Department of Chemistry, Western Washington University, 516 High Street, MS 9150, Bellingham, WA 98225-9150, USA.
Nucleic Acids Res. 2012 Jan;40(1):360-70. doi: 10.1093/nar/gkr623. Epub 2011 Sep 9.
Thiostrepton, a macrocyclic thiopeptide antibiotic, inhibits prokaryotic translation by interfering with the function of elongation factor G (EF-G). Here, we have used 70S ribosome binding and GTP hydrolysis assays to study the effects of thiostrepton on EF-G and a newly described translation factor, elongation factor 4 (EF4). In the presence of thiostrepton, ribosome-dependent GTP hydrolysis is inhibited for both EF-G and EF4, with IC(50) values equivalent to the 70S ribosome concentration (0.15 µM). Further studies indicate the mode of thiostrepton inhibition is to abrogate the stable binding of EF-G and EF4 to the 70S ribosome. In support of this model, an EF-G truncation variant that does not possess domains IV and V was shown to possess ribosome-dependent GTP hydrolysis activity that was not affected by the presence of thiostrepton (>100 µM). Lastly, chemical footprinting was employed to examine the nature of ribosome interaction and tRNA movements associated with EF4. In the presence of non-hydrolyzable GTP, EF4 showed chemical protections similar to EF-G and stabilized a ratcheted state of the 70S ribosome. These data support the model that thiostrepton inhibits stable GTPase binding to 70S ribosomal complexes, and a model for the first step of EF4-catalyzed reverse-translocation is presented.
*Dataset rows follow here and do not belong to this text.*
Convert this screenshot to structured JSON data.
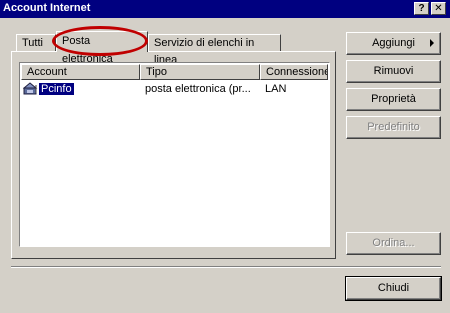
{
  "window": {
    "title": "Account Internet",
    "help_glyph": "?",
    "close_glyph": "✕"
  },
  "tabs": [
    {
      "label": "Tutti",
      "active": false
    },
    {
      "label": "Posta elettronica",
      "active": true
    },
    {
      "label": "Servizio di elenchi in linea",
      "active": false
    }
  ],
  "list": {
    "columns": [
      "Account",
      "Tipo",
      "Connessione"
    ],
    "rows": [
      {
        "account": "Pcinfo",
        "tipo": "posta elettronica (pr...",
        "connessione": "LAN",
        "selected": true
      }
    ]
  },
  "buttons": {
    "add": "Aggiungi",
    "remove": "Rimuovi",
    "properties": "Proprietà",
    "set_default": "Predefinito",
    "order": "Ordina...",
    "close": "Chiudi"
  },
  "colors": {
    "titlebar": "#000080",
    "face": "#d4d0c8",
    "highlight_circle": "#c00000"
  },
  "icons": {
    "account_icon": "mail-account-icon",
    "submenu_arrow": "arrow-right-icon"
  }
}
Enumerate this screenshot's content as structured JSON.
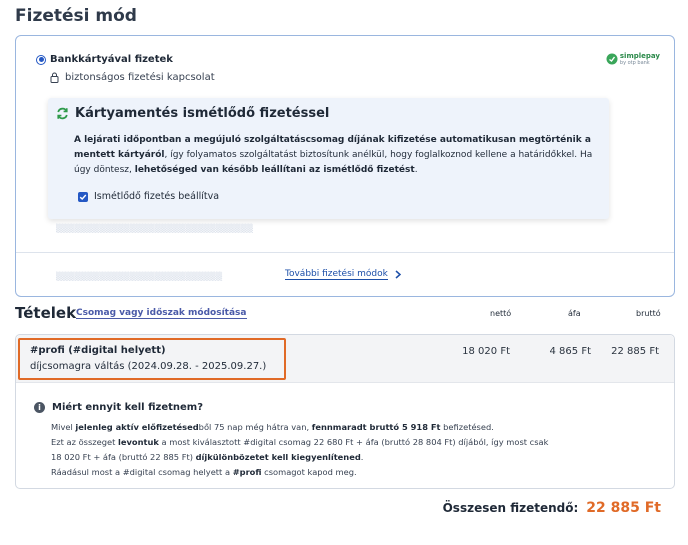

硫链丝菌素是一种大环硫肽抗生素,通过干扰延伸因子 G(EF-G)的功能来抑制原核翻译。在这里,我们使用 70S 核糖体结合和 GTP 水解测定法研究了硫链丝菌素对 EF-G 和新描述的翻译因子 EF4 的影响。在硫链丝菌素存在的情况下,核糖体依赖性 GTP 水解被 EF-G 和 EF4 抑制,IC50 值相当于 70S 核糖体浓度(0.15 µM)。进一步的研究表明,硫链丝菌素抑制的模式是使 EF-G 和 EF4 与 70S 核糖体的稳定结合丧失。支持该模型,一种不具有结构域 IV 和 V 的 EF-G 截断变体被证明具有核糖体依赖性 GTP 水解活性,不受硫链丝菌素的影响(>100 µM)。最后,化学足迹被用来检查与 EF4 相关的核糖体相互作用和 tRNA 运动的性质。在非水解 GTP 的存在下,EF4 显示出类似于 EF-G 的化学保护,并稳定了 70S 核糖体的棘轮状态。这些数据支持了硫链丝菌素抑制稳定的 GTPase 与 70S 核糖体复合物结合的模型,并提出了 EF4 催化反向易位的第一步模型。